A new study found that one night of sleep deprivation and six months consuming a high-fat diet had similar effects on the body's insulin sensitivity.
So you stayed up too late binge-watching “Scandal,” or burning the midnight oil on an important work project—what’s one night of lost sleep, anyway. Actually, scrimping on as little as one measly night’s sleep can have a profound effect on our metabolism, researchers have found.
A new study, presented at the Obesity Society Annual Meeting last week, found that one night of sleep deprivation and six months consuming a high-fat diet both impaired the body’s insulin sensitivity to nearly the same degree. Insulin resistance is important because if the body starts to become resistant, has to pump out more and more insulin in order to keep blood sugar levels stable. That can lead to Type 2 diabetes. Obesity itself is also associated with insulin resistance, and later, diabetes.
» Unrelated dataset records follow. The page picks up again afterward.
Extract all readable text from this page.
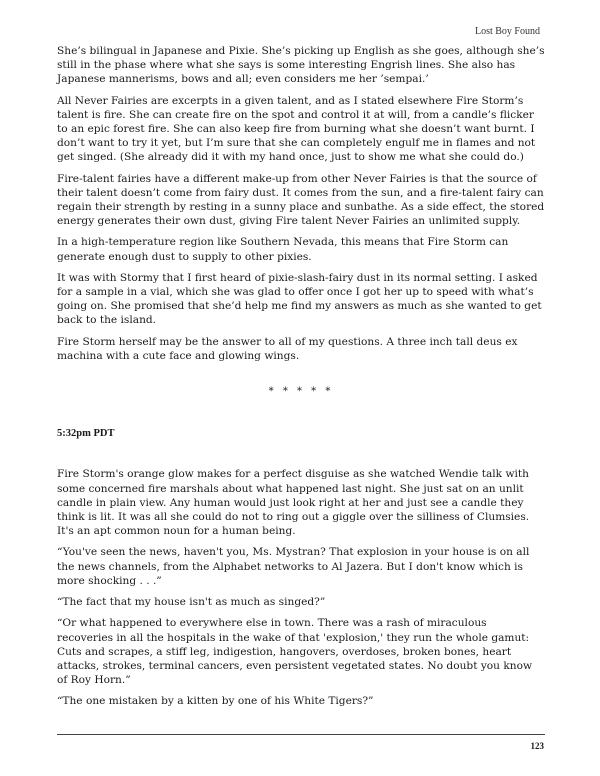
Lost Boy Found

She’s bilingual in Japanese and Pixie. She’s picking up English as she goes, although she’s still in the phase where what she says is some interesting Engrish lines. She also has Japanese mannerisms, bows and all; even considers me her ’sempai.’

All Never Fairies are excerpts in a given talent, and as I stated elsewhere Fire Storm’s talent is fire. She can create fire on the spot and control it at will, from a candle’s flicker to an epic forest fire. She can also keep fire from burning what she doesn’t want burnt. I don’t want to try it yet, but I’m sure that she can completely engulf me in flames and not get singed. (She already did it with my hand once, just to show me what she could do.)

Fire-talent fairies have a different make-up from other Never Fairies is that the source of their talent doesn’t come from fairy dust. It comes from the sun, and a fire-talent fairy can regain their strength by resting in a sunny place and sunbathe. As a side effect, the stored energy generates their own dust, giving Fire talent Never Fairies an unlimited supply.

In a high-temperature region like Southern Nevada, this means that Fire Storm can generate enough dust to supply to other pixies.

It was with Stormy that I first heard of pixie-slash-fairy dust in its normal setting. I asked for a sample in a vial, which she was glad to offer once I got her up to speed with what’s going on. She promised that she’d help me find my answers as much as she wanted to get back to the island.

Fire Storm herself may be the answer to all of my questions. A three inch tall deus ex machina with a cute face and glowing wings.

* * * * *
5:32pm PDT

Fire Storm's orange glow makes for a perfect disguise as she watched Wendie talk with some concerned fire marshals about what happened last night. She just sat on an unlit candle in plain view. Any human would just look right at her and just see a candle they think is lit. It was all she could do not to ring out a giggle over the silliness of Clumsies. It's an apt common noun for a human being.

“You've seen the news, haven't you, Ms. Mystran? That explosion in your house is on all the news channels, from the Alphabet networks to Al Jazera. But I don't know which is more shocking . . .”

“The fact that my house isn't as much as singed?”

“Or what happened to everywhere else in town. There was a rash of miraculous recoveries in all the hospitals in the wake of that 'explosion,' they run the whole gamut: Cuts and scrapes, a stiff leg, indigestion, hangovers, overdoses, broken bones, heart attacks, strokes, terminal cancers, even persistent vegetated states. No doubt you know of Roy Horn.”

“The one mistaken by a kitten by one of his White Tigers?”

123
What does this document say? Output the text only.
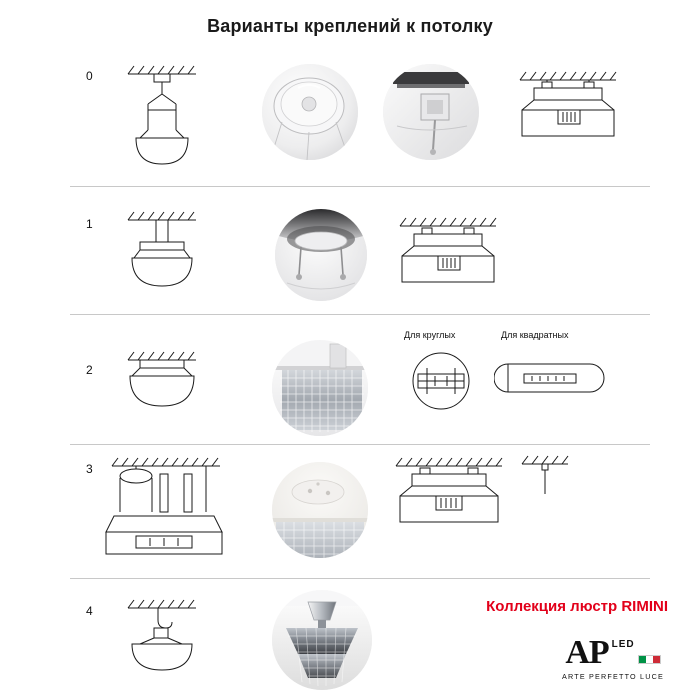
Варианты креплений к потолку
0
1
2
Для круглых	Для квадратных
3
4	Коллекция люстр RIMINI
AP LED
ARTE PERFETTO LUCE
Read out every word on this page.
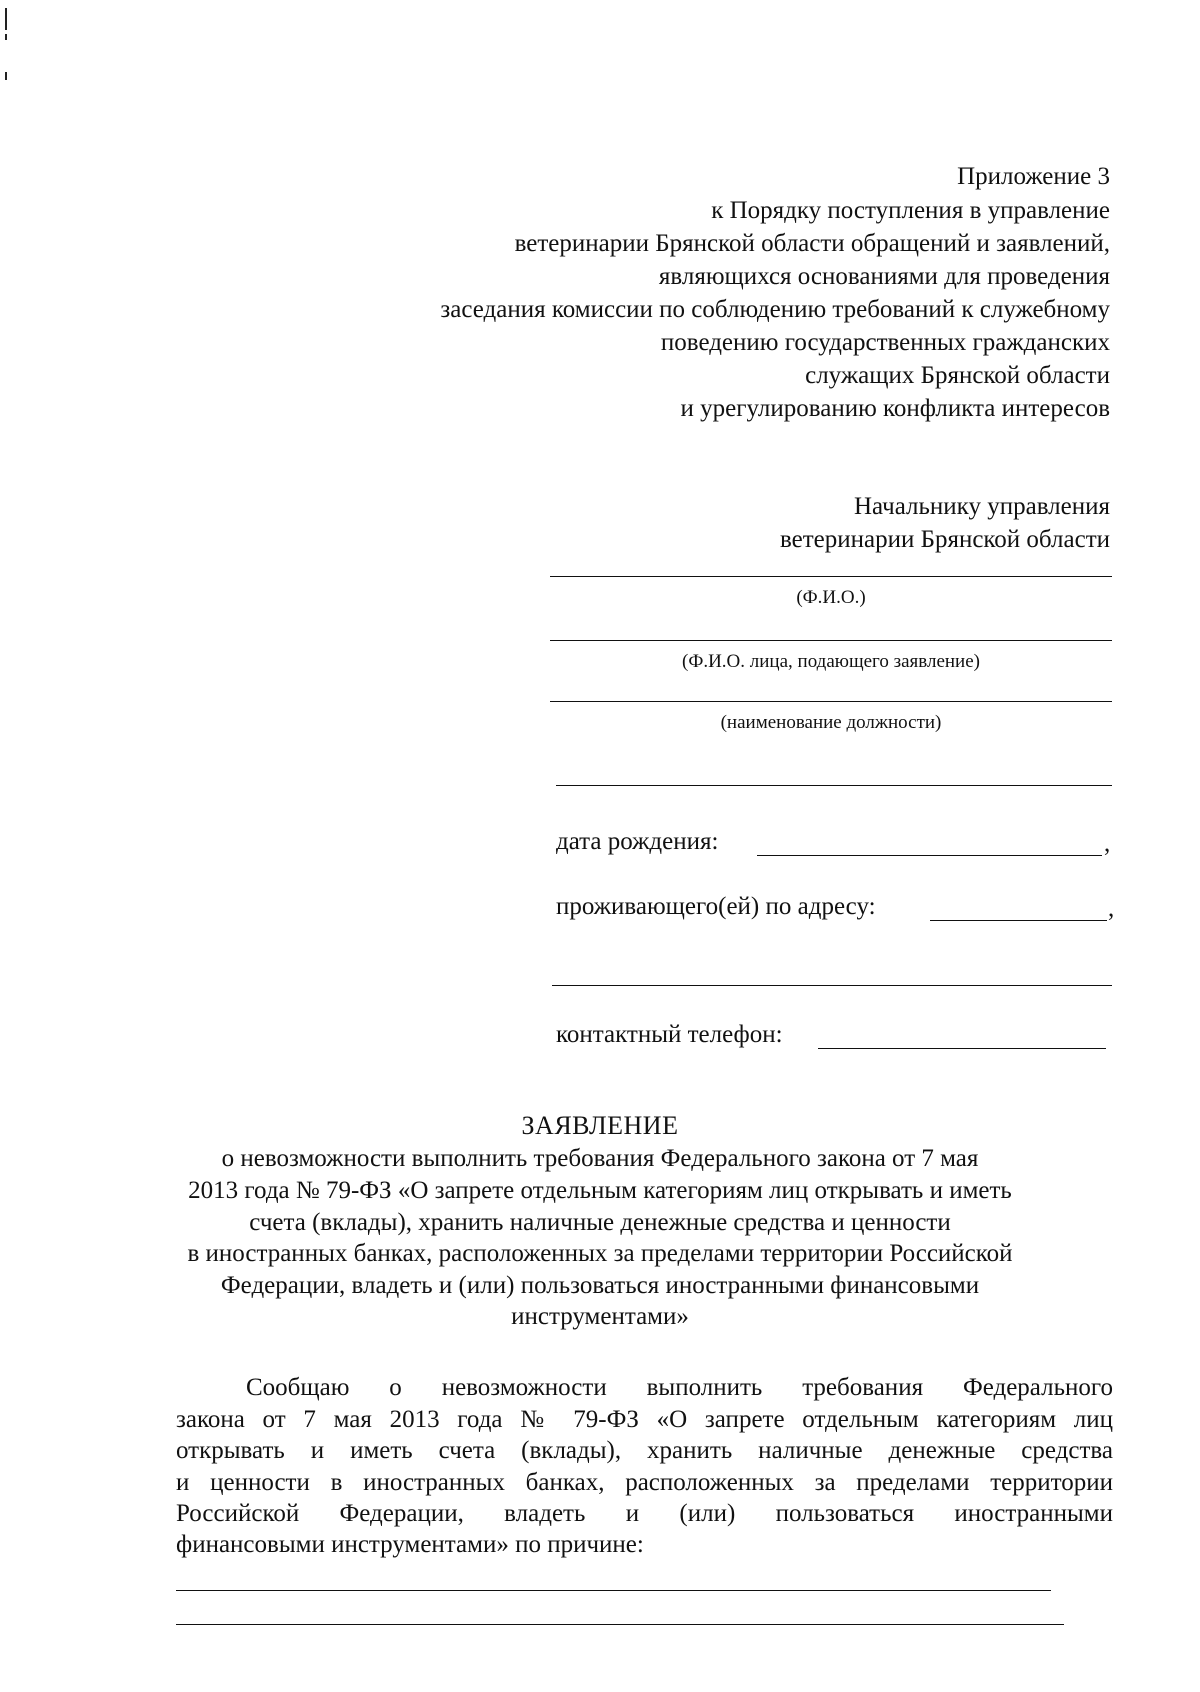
Приложение 3
к Порядку поступления в управление
ветеринарии Брянской области обращений и заявлений,
являющихся основаниями для проведения
заседания комиссии по соблюдению требований к служебному
поведению государственных гражданских
служащих Брянской области
и урегулированию конфликта интересов
Начальнику управления
ветеринарии Брянской области
(Ф.И.О.)
(Ф.И.О. лица, подающего заявление)
(наименование должности)
дата рождения:	,
проживающего(ей) по адресу:	,
контактный телефон:
ЗАЯВЛЕНИЕ
о невозможности выполнить требования Федерального закона от 7 мая
2013 года № 79-ФЗ «О запрете отдельным категориям лиц открывать и иметь
счета (вклады), хранить наличные денежные средства и ценности
в иностранных банках, расположенных за пределами территории Российской
Федерации, владеть и (или) пользоваться иностранными финансовыми
инструментами»
Сообщаю о невозможности выполнить требования Федерального
закона от 7 мая 2013 года № 79-ФЗ «О запрете отдельным категориям лиц
открывать и иметь счета (вклады), хранить наличные денежные средства
и ценности в иностранных банках, расположенных за пределами территории
Российской Федерации, владеть и (или) пользоваться иностранными
финансовыми инструментами» по причине:
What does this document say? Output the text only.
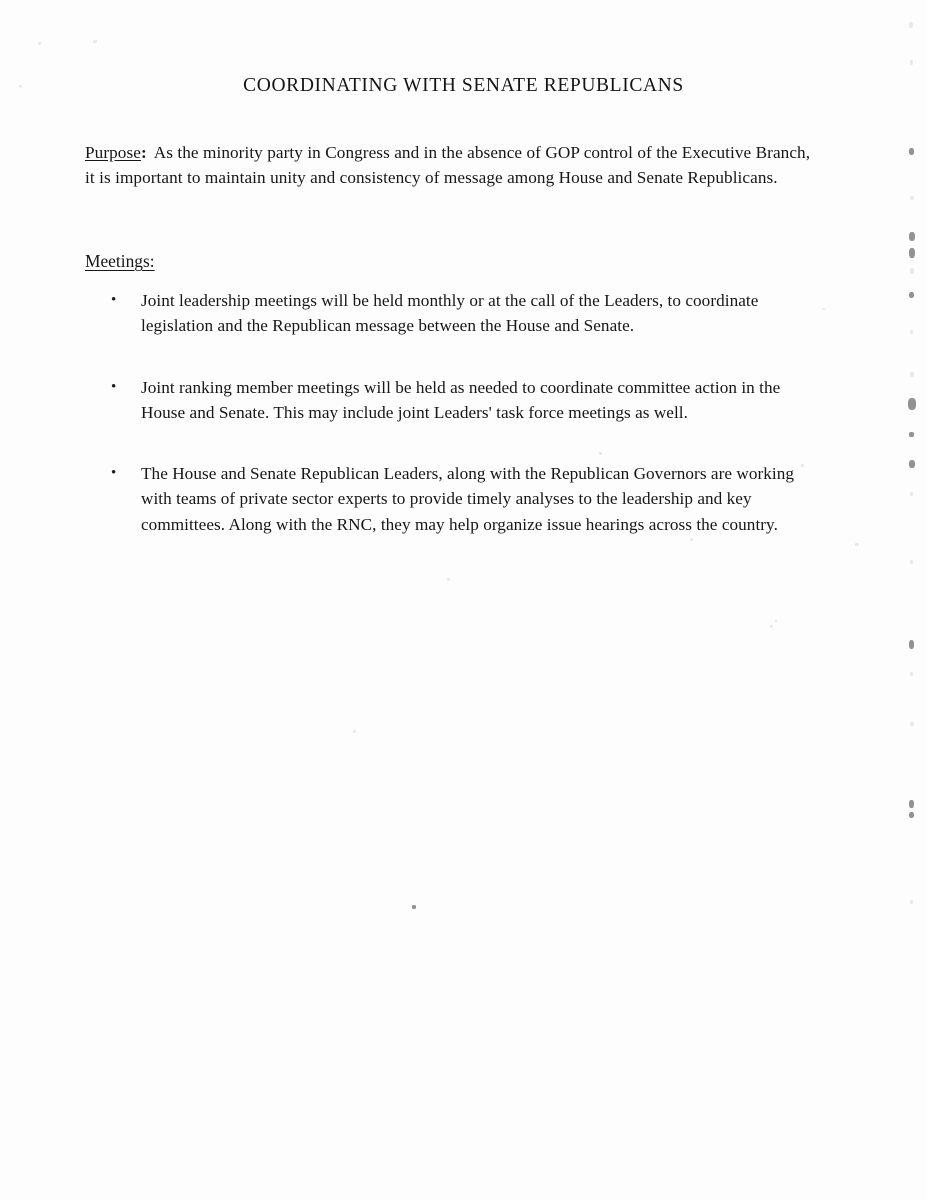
COORDINATING WITH SENATE REPUBLICANS

Purpose: As the minority party in Congress and in the absence of GOP control of the Executive Branch, it is important to maintain unity and consistency of message among House and Senate Republicans.

Meetings:
• Joint leadership meetings will be held monthly or at the call of the Leaders, to coordinate legislation and the Republican message between the House and Senate.
• Joint ranking member meetings will be held as needed to coordinate committee action in the House and Senate. This may include joint Leaders' task force meetings as well.
• The House and Senate Republican Leaders, along with the Republican Governors are working with teams of private sector experts to provide timely analyses to the leadership and key committees. Along with the RNC, they may help organize issue hearings across the country.
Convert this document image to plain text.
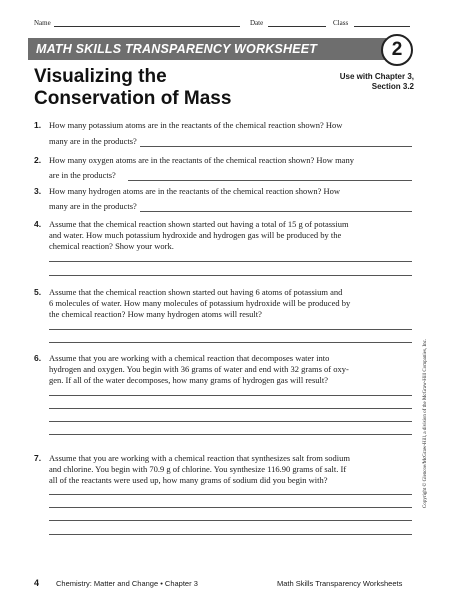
Name	Date	Class
MATH SKILLS TRANSPARENCY WORKSHEET	2
Visualizing the
Conservation of Mass
Use with Chapter 3,
Section 3.2
1. How many potassium atoms are in the reactants of the chemical reaction shown? How
many are in the products?
2. How many oxygen atoms are in the reactants of the chemical reaction shown? How many
are in the products?
3. How many hydrogen atoms are in the reactants of the chemical reaction shown? How
many are in the products?
4. Assume that the chemical reaction shown started out having a total of 15 g of potassium
and water. How much potassium hydroxide and hydrogen gas will be produced by the
chemical reaction? Show your work.
5. Assume that the chemical reaction shown started out having 6 atoms of potassium and
6 molecules of water. How many molecules of potassium hydroxide will be produced by
the chemical reaction? How many hydrogen atoms will result?
6. Assume that you are working with a chemical reaction that decomposes water into
hydrogen and oxygen. You begin with 36 grams of water and end with 32 grams of oxy-
gen. If all of the water decomposes, how many grams of hydrogen gas will result?
7. Assume that you are working with a chemical reaction that synthesizes salt from sodium
and chlorine. You begin with 70.9 g of chlorine. You synthesize 116.90 grams of salt. If
all of the reactants were used up, how many grams of sodium did you begin with?	Copyright © Glencoe/McGraw-Hill, a division of the McGraw-Hill Companies, Inc.
4 Chemistry: Matter and Change • Chapter 3	Math Skills Transparency Worksheets
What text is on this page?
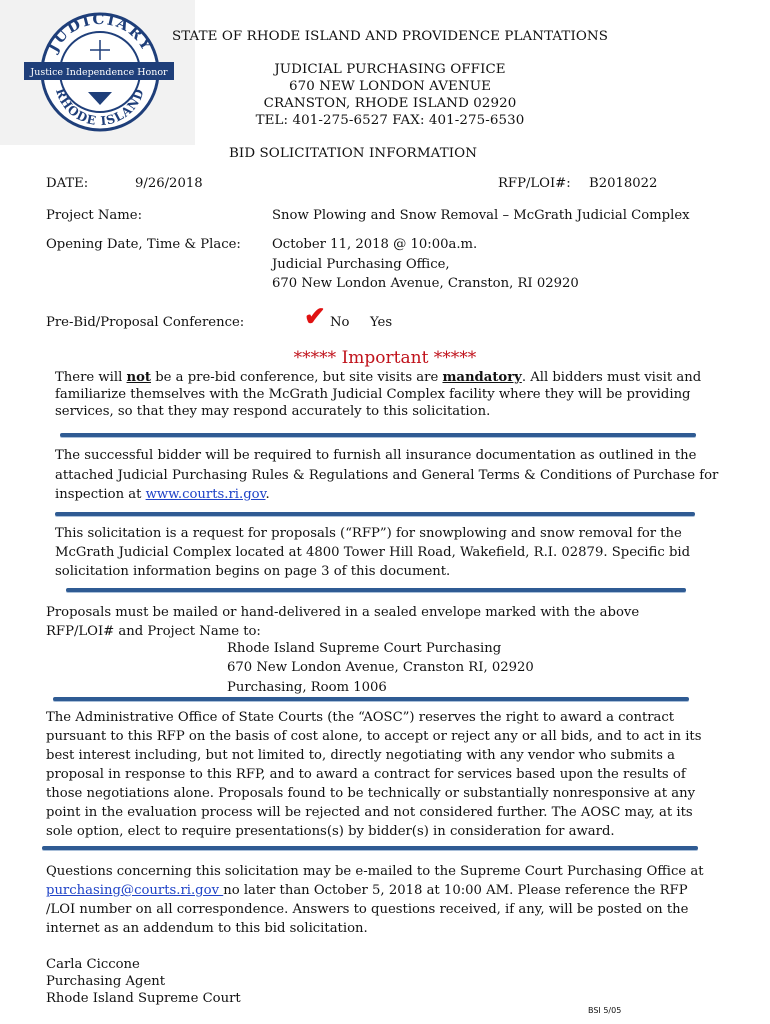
JUDICIARY
RHODE ISLAND
Justice Independence Honor
STATE OF RHODE ISLAND AND PROVIDENCE PLANTATIONS
JUDICIAL PURCHASING OFFICE
670 NEW LONDON AVENUE
CRANSTON, RHODE ISLAND 02920
TEL: 401-275-6527 FAX: 401-275-6530
BID SOLICITATION INFORMATION
DATE:	9/26/2018	RFP/LOI#: B2018022
Project Name:	Snow Plowing and Snow Removal – McGrath Judicial Complex
Opening Date, Time & Place: October 11, 2018 @ 10:00a.m.
Judicial Purchasing Office,
670 New London Avenue, Cranston, RI 02920
Pre-Bid/Proposal Conference: ✔ No Yes
***** Important *****
There will not be a pre-bid conference, but site visits are mandatory. All bidders must visit and familiarize themselves with the McGrath Judicial Complex facility where they will be providing services, so that they may respond accurately to this solicitation.
The successful bidder will be required to furnish all insurance documentation as outlined in the attached Judicial Purchasing Rules & Regulations and General Terms & Conditions of Purchase for inspection at www.courts.ri.gov.
This solicitation is a request for proposals (“RFP”) for snowplowing and snow removal for the McGrath Judicial Complex located at 4800 Tower Hill Road, Wakefield, R.I. 02879. Specific bid solicitation information begins on page 3 of this document.
Proposals must be mailed or hand-delivered in a sealed envelope marked with the above RFP/LOI# and Project Name to:
Rhode Island Supreme Court Purchasing
670 New London Avenue, Cranston RI, 02920
Purchasing, Room 1006
The Administrative Office of State Courts (the “AOSC”) reserves the right to award a contract pursuant to this RFP on the basis of cost alone, to accept or reject any or all bids, and to act in its best interest including, but not limited to, directly negotiating with any vendor who submits a proposal in response to this RFP, and to award a contract for services based upon the results of those negotiations alone. Proposals found to be technically or substantially nonresponsive at any point in the evaluation process will be rejected and not considered further. The AOSC may, at its sole option, elect to require presentations(s) by bidder(s) in consideration for award.
Questions concerning this solicitation may be e-mailed to the Supreme Court Purchasing Office at purchasing@courts.ri.gov no later than October 5, 2018 at 10:00 AM. Please reference the RFP /LOI number on all correspondence. Answers to questions received, if any, will be posted on the internet as an addendum to this bid solicitation.
Carla Ciccone
Purchasing Agent
Rhode Island Supreme Court
BSI 5/05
The study was conducted in canines. First, the dogs’ levels of insulin sensitivity were measured after one night of sleep deprivation. (How you deprive a dog of sleep, I don’t know. Perhaps a lot of cats were involved?) Next, the dogs were fed a high-fat diet for six months, and their insulin sensitivity was again tested. Surprisingly, one night of sleep deprivation reduced insulin sensitivity by 33 percent, more than the six months’ of a high-fat diet, at 21 percent.
“Research has shown that sleep deficiency and a high-fat diet both lead to impaired insulin sensitivity, but it was previously unknown is which leads to more severe insulin resistance,” wrote study author Josiane Broussard, Ph.D. She is a project scientist at the Diabetes and Obesity Research Institute at Cedars-Sinai in Los Angeles. “Our study suggests that one night of total sleep deprivation may be as detrimental to insulin sensitivity as six months on a high-fat diet. This research demonstrates the importance of adequate sleep in maintaining blood sugar levels and reducing risk for metabolic diseases like obesity and diabetes.”
The takeaway for health practitioners, the study goes on to say, is that they need to emphasize with patients the importance of getting a good night’s sleep each night, whenever humanly possible. Obviously, there’s going to be times of jet-lag or a newborn baby when a solid night’s sleep is ... well, but a dream.
In addition to the insulin issue, a lack of sleep can also lead to a person making poor food choices the next day, and leave us with little energy to go exercise. It’s a vicious cycle, making sleep all the more essential. So our pillows are powerful tools in our wellness arsenal.